Produced and directed by Jacques Tati; written by Mr. Tati and Jacques Legrange; directors of photography, Jean Badal and Andreas Winding; edited by Gerard Pollicand; music by Francis Lemarque and James Campbell; production designer, Eugène Roman; released by Continental Films. Running time: 108 minutes.

Style

Tati wanted the film to be in color but look like it was filmed in black and white – an effect he had previously employed to some extent in Mon Oncle. Predominant colors are in shades of grey, blue, black, and greyish white. Green and red are used as occasional accent colors: for example, the greenish hue of patrons lit by a neon sign in a sterile and modern lunch counter, or the flashing red light on an office intercom. It has been said that Tati had one red item in every shot. Except for a single flower stall, there are no genuine green plants or trees on the set, though dull plastic plants adorn the outer balconies of some buildings, including the restaurant (the one location shot apart from the road to the airport). Thus, when the character of Barbara arrives at the Royal Garden restaurant in an emerald green dress seen as ‘dated’ by the other whispering female patrons clothed in dark attire, she visually contrasts not only with the other diners, but also with the entire physical environment of the film. As the characters in the restaurant scene begin to lose their normal social inhibitions and revel in the unraveling of their surroundings, Tati intensifies both color and lighting accordingly: late arrivals to the restaurant are less conservative, arriving in vibrant, often patterned clothing.

Tati detested close-ups, considering them crude, and shot in medium-format 70 mm film so that all the actors and their physical movements would be visible, even when they were in the far background of a group scene. He used sound rather than visual cues to direct the audience’s attention; with the large image size, sound could be both high and low in the image as well as left and right. As with most Tati films, sound effects were utilized to intensify comedic effect; Leonard Maltin wrote that Tati was the “only man in movie history to get a laugh out of the hum of a neon sign!” Almost the entire film was dubbed after shooting; the editing process took nine months.

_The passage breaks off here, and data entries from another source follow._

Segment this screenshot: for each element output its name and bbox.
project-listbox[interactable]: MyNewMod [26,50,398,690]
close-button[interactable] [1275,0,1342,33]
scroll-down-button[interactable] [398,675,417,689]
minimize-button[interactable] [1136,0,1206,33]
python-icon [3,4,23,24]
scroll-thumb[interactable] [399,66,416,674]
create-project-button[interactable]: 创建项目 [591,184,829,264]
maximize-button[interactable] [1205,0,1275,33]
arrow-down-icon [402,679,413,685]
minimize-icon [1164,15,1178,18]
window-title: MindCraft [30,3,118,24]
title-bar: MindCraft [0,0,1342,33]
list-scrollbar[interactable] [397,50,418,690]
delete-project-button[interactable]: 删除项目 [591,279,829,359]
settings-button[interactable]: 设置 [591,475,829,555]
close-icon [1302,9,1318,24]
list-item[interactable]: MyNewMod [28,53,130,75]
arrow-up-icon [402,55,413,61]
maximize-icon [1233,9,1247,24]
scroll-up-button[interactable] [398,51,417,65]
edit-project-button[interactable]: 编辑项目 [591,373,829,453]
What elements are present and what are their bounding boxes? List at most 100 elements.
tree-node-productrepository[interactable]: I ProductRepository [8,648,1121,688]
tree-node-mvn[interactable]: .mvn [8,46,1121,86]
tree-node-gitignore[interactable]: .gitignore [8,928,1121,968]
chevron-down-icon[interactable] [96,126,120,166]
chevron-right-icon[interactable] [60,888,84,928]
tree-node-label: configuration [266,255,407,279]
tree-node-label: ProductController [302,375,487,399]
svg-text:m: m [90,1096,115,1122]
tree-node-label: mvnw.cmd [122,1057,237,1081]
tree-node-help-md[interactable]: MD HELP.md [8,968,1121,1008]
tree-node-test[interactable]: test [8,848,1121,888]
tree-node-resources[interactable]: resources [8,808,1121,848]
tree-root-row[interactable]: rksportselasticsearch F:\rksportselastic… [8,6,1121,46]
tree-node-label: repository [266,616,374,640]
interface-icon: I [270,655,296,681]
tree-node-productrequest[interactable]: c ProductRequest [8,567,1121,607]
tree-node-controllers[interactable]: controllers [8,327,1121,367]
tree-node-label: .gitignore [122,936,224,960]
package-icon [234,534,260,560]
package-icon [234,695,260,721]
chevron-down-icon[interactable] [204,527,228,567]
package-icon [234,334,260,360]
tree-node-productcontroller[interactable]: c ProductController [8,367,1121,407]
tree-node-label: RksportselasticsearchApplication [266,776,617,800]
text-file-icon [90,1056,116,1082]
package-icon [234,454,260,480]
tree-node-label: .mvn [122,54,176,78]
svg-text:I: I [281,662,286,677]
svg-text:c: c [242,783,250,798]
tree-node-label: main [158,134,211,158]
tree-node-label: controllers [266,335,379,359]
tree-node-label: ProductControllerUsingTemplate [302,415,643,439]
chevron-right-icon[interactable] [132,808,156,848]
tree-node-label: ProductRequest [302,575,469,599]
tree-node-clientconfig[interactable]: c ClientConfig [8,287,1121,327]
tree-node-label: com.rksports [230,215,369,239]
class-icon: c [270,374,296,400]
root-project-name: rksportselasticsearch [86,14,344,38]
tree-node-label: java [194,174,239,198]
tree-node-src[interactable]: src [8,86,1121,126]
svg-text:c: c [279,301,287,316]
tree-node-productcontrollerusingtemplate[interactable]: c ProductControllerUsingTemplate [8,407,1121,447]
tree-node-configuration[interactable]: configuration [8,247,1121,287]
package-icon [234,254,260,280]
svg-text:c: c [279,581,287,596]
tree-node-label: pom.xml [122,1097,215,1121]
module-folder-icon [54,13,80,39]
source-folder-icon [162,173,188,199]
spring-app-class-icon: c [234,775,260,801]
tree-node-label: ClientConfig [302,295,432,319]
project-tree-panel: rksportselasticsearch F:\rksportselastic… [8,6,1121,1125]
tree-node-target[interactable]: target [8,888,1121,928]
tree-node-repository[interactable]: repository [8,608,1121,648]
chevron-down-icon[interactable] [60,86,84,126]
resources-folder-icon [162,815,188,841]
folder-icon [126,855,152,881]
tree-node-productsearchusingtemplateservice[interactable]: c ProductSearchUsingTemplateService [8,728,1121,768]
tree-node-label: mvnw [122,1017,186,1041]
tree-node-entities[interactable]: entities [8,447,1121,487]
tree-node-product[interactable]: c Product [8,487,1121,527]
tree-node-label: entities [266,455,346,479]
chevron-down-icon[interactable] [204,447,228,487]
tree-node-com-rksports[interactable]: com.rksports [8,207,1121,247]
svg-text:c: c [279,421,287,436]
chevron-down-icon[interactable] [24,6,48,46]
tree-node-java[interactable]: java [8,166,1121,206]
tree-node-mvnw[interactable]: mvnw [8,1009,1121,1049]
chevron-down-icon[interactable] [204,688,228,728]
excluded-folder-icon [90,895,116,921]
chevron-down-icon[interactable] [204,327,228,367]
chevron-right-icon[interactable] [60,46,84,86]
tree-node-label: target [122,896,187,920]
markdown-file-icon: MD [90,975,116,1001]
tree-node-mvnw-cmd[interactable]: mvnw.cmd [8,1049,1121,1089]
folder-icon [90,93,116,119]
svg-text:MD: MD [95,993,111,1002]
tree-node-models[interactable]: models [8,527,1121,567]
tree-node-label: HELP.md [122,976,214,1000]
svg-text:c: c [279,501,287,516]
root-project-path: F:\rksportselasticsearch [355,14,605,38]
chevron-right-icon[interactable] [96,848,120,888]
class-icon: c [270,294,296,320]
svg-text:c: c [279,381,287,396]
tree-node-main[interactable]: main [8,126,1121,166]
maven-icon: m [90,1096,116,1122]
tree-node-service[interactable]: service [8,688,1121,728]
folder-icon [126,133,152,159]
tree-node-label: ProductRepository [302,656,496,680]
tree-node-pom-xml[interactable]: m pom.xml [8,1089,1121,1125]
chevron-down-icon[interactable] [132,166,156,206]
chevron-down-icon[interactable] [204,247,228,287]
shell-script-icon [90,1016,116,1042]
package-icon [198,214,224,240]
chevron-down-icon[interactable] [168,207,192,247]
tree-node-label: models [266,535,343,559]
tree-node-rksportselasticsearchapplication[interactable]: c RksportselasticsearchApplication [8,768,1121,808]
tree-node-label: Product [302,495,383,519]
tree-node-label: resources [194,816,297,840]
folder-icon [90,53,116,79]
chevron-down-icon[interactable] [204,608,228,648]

Philip Kemp has described the film’s plot as exploring “how the curve comes to reassert itself over the straight line”. This progression is carried out in numerous ways. At the beginning of the film, people walk in straight lines and turn on right angles. Only working-class construction workers (representing Hulot’s ‘old Paris’, celebrated in Mon Oncle) and two music-loving teenagers move in a curvaceous and naturally human way. Some of this robotlike behavior begins to loosen in the restaurant scene near the end of the film, as the participants set aside their assigned roles and learn to enjoy themselves after a plague of opening-night disasters. Throughout the film, the American tourists are continually lined up and counted, though Barbara keeps escaping and must be frequently called back to conform with the others. By the end, she has united the curve and the line (Hulot’s gift, a square scarf, is fitted to her round head); her straight bus ride back to the airport becomes lost in a seemingly endless traffic circle that has the atmosphere of a carnival ride.